地上では、行き交う人の髪や頬に寒風が吹き荒れていた。三日前に十一月に入り、ネオン越しの空に目をこらすと、雲が一面にかかっている。
確か、出かけ際には小雨もぱらついていた。あれこれゴミが転がるアスファルトをにじると、じゃり、と濡れた音がする。
星華の髪に揺れる匂いを、風とのすれちがいざまに嗅いでいると、雑談のうちに部屋に到着していた。
「え、こんな近いの」
「ん、星華の部屋は遠い?」
「近くだけど。こんなの、近いってよりまだこの界隈じゃん」
僕は笑いながら、きしめきを抑えて階段をのぼり、電球がひっそり寒い廊下を抜けて鍵を取り出す。部屋からはちゃんと明かりがもれていて、落ち着いてるんだ、とほっと胸の黒いものをほどく。
紡麦を初めて連れてきたとき同様、勘に頼っただけだから、千歳の負担にならない決め手はなかった。来る途中に星華にそのへんは断り、「もしダメだったらもう呼べないけど」と謝りもした。「ほんとに大事なんだね」と星華は僕と千歳を多少理解した様子で咲い、首肯はよこしてくれた。
「ただいま」
ドアを押して顔を出すと、ふっと暖まった空気においしそうな匂いがした。「おかえり」とテレビの前から立ち上がった千歳が駆けよってくる。
今日の夕方、今日は大丈夫だなと思って出かけた通り、冷水で溺れたように蒼ざめた頬も、くっきり浮かんでいた隈も薄れていた。僕にくれる微笑も陰りなく穏やかで、その優しい光は僕にも柔らかな気持ちをくれる。
千歳はすぐ僕の背後の星華のすがたに気づき、ほんの一瞬、“他人”への嫌悪が混じった怯えをよぎらせても、すぐ思いがけない客への驚きに移る。
「誰?」
「僕の友達。いいかな」
「もちろん。希月の部屋なんだし」
その言葉の含むところに僕は曖昧に咲い、「大丈夫だと思ったから」と千歳の瞳を見つめる。僕の瞳を受けた千歳は、一度瞳を伏せてから、「うん」と僕を信じることにして微笑んでくれる。
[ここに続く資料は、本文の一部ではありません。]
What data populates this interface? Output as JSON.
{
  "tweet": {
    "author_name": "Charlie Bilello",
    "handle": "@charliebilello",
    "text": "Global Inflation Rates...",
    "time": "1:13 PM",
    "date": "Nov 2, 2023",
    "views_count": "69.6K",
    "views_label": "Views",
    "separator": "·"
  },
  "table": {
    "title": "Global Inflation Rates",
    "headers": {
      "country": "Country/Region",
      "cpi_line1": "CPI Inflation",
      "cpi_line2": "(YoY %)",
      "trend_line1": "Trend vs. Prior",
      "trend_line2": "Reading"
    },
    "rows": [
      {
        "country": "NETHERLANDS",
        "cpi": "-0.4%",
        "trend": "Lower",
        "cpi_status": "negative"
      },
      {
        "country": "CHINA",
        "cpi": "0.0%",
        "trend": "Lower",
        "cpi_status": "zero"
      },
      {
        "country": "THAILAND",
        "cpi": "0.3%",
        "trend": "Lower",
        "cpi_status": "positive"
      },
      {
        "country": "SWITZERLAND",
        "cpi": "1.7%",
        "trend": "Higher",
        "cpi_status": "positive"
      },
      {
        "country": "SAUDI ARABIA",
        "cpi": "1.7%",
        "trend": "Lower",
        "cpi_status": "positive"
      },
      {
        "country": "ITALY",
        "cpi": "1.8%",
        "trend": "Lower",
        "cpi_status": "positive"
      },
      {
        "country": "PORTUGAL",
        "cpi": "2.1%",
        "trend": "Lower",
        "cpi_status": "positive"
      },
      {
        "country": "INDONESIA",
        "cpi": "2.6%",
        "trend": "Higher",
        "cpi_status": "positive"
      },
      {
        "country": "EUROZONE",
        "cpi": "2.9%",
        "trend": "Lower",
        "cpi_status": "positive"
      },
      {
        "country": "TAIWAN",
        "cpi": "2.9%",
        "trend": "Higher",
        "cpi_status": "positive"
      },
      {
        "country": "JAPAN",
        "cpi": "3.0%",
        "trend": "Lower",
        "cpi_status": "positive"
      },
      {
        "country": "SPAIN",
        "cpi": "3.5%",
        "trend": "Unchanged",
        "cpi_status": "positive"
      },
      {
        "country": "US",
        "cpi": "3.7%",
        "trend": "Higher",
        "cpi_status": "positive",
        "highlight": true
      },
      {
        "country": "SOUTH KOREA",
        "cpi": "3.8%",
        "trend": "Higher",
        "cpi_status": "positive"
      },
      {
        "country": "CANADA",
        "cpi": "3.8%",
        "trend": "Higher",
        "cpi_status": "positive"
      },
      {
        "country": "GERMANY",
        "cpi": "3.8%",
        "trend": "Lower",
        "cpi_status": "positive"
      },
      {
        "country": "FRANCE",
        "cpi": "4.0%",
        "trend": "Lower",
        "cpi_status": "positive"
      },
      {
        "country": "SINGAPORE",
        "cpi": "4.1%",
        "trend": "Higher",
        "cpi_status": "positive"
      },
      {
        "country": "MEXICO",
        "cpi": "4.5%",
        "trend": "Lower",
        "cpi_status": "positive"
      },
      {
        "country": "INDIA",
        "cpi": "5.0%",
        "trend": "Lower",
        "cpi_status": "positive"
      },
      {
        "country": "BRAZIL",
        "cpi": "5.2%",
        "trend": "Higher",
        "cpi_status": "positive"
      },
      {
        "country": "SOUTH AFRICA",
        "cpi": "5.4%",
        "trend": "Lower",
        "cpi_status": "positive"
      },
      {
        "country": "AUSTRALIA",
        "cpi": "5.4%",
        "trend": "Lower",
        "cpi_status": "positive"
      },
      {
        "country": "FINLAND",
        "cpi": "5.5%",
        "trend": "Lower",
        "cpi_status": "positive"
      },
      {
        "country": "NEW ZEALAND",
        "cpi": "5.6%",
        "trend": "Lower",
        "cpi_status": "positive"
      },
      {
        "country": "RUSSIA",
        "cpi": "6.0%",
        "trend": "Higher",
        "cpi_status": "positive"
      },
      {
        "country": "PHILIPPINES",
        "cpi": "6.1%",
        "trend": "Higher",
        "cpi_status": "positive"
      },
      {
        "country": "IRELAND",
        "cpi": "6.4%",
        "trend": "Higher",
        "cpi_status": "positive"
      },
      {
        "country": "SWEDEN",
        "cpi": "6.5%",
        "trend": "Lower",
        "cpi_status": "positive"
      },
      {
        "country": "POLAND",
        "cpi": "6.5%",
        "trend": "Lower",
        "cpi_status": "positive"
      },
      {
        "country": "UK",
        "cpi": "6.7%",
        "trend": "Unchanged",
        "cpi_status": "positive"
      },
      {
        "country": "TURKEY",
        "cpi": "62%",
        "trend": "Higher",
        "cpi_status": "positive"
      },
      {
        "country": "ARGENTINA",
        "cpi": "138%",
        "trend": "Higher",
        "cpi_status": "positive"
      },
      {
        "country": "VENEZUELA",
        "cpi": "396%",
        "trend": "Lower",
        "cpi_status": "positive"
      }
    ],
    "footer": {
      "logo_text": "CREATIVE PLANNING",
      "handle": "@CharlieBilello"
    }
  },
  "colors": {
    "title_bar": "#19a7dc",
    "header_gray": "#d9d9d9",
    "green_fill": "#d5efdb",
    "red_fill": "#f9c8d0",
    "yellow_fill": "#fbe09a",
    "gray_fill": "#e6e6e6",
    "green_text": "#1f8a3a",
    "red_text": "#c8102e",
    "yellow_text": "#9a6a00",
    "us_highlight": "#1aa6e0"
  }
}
「ほら」と僕は振り向いて星華に玄関をしめした。彼女はいつのまにか、焦れったい教師のようにこまねき、冷気を流しこむ半開きのドアにもたれていた。千歳に上目を使った星華は、続いて僕に目を移した。
「あたし、邪魔でしょ」
「え、何で。別に」
「あたしも、そう鈍感じゃないのよね。──ほんとに、いいの?」
星華は千歳に目を向け、その遠慮がちな瞳に千歳はきょとんとする。そして頬と瞳をストーブに当てたようにやわらげると、「どうぞ」と室内に一歩引いた。
それでも星華は引っかかる様子でも、僕に続いて赤紫のスニーカーを脱いだ。「鍵締めて」と僕に言われ、アクアブルーの指先が鍵をかける。千歳は先に部屋に駆け戻って、アニメが映ったテレビを消すと、僕にはにかみわらった。